Tribunal Administratif de Grenoble — Décision N° TA38-2506310
mercredi 9 juillet 2025
| Juridiction | Tribunal Administratif de Grenoble |
| Section | Tribunal Administratif de Grenoble |
| N° Dossier | TA38-2506310 |
| Type | Décision |
| Recours | Excès de pouvoir |
| Avocat requérant | SARL NOVAS AVOCATS |
Résumé IA
Texte intégral
Vu la procédure suivante :
Par une requête enregistrée le 18 juin 2025, Mme A C divorcée B, représentée par Me Combes, demande au juge des référés :
1°) de l'admettre provisoirement à l'aide juridictionnelle ;
2°) de suspendre, sur le fondement de l'article L. 521-1 du code de justice administrative, la décision implicite de rejet de sa demande de renouvellement de titre de séjour, jusqu'à ce qu'il soit statué au fond sur la légalité de cette décision ;
3°) d'enjoindre à la préfète de l'Isère de renouveler son titre de séjour dans un délai d'un mois et dans l'attente de lui délivrer une autorisation provisoire de séjour sous 8 jours et sous astreinte de 100 euros par jour de retard ;
4°) de mettre à la charge de l'État une somme de 1 200 euros en application de l'article L. 761-1 du code de justice administrative et sur le fondement de l'article 37 de la loi n° 91-647 du 10 juillet 1991.
Par un mémoire en défense enregistré le 1er juillet 2025, la préfète de l'Isère conclut au rejet de la requête.
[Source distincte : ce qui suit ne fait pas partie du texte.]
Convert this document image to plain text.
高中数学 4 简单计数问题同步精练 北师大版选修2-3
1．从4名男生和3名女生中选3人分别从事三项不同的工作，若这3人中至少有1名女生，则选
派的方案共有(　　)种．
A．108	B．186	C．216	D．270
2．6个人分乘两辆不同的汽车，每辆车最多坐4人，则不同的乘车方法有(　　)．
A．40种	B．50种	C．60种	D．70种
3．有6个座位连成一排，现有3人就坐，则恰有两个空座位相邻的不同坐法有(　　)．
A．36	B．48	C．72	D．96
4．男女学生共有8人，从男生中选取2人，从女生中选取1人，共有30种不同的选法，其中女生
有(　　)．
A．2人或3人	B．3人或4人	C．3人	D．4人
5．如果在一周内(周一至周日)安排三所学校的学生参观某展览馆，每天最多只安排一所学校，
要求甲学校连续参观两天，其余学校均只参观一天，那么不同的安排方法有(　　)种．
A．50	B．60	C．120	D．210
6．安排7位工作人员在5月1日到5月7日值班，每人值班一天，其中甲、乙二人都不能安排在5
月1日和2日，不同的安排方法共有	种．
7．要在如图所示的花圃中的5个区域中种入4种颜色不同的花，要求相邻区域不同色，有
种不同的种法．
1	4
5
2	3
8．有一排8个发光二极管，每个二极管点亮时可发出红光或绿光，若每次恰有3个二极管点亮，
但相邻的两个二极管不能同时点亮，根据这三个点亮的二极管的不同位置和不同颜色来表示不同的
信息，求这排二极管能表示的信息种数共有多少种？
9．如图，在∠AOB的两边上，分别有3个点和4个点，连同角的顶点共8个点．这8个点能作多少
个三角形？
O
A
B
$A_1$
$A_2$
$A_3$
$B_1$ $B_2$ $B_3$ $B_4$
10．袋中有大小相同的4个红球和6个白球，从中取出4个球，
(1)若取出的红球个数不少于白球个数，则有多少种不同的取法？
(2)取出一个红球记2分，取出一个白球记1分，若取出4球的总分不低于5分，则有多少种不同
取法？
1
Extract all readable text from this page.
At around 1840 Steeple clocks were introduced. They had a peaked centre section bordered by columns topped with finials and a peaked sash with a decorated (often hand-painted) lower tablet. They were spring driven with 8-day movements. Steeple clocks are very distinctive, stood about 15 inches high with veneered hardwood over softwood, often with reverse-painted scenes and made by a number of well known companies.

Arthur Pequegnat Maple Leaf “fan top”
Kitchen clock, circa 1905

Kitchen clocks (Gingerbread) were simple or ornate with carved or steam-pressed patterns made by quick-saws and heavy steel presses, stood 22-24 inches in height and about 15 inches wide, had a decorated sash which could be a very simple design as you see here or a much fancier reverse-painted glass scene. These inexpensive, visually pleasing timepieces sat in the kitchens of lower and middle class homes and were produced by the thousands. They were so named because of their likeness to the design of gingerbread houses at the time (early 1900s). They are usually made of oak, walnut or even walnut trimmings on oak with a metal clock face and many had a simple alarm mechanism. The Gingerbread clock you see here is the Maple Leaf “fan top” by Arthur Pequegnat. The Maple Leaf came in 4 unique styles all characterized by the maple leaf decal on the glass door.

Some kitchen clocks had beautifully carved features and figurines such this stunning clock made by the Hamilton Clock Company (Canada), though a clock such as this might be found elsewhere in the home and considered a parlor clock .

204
Par un mémoire du 4 juillet 2025, Mme C divorcée B déclare se désister purement et simplement de sa requête.
Vu les autres pièces du dossier ;
Vu le code de justice administrative.
Le président du tribunal a désigné M. D pour statuer sur les demandes de référé.
Considérant ce qui suit :
1. Aux termes de l'article L. 521-1 du code de justice administrative : " Quand une décision administrative, même de rejet, fait l'objet d'une requête en annulation ou en réformation, le juge des référés, saisi d'une demande en ce sens, peut ordonner la suspension de l'exécution de cette décision, ou de certains de ses effets, lorsque l'urgence le justifie et qu'il est fait état d'un moyen propre à créer, en l'état de l'instruction, un doute sérieux quant à la légalité de la décision. () " Le juge des référés peut, dans le cadre de son office, donner acte des désistements.
2. Le désistement de Mme C divorcée B est pur et simple. Rien ne s'oppose à ce qu'il en soit donné acte.
O R D O N N E :
Article 1er :Il est donné acte du désistement de la requête de Mme C divorcée B.
Article 2 :La présente ordonnance sera notifiée à Mme A C divorcée B et à la préfète de l'Isère.
Fait à Grenoble, le 9 juillet 2025
Le juge des référés,
M. D
La République mande et ordonne au ministre de l'Intérieur, en ce qui le concerne, ou à tous commissaires de justice à ce requis, en ce qui concerne les voies de droit commun contre les parties privées, de pourvoir à l'exécution de la présente décision.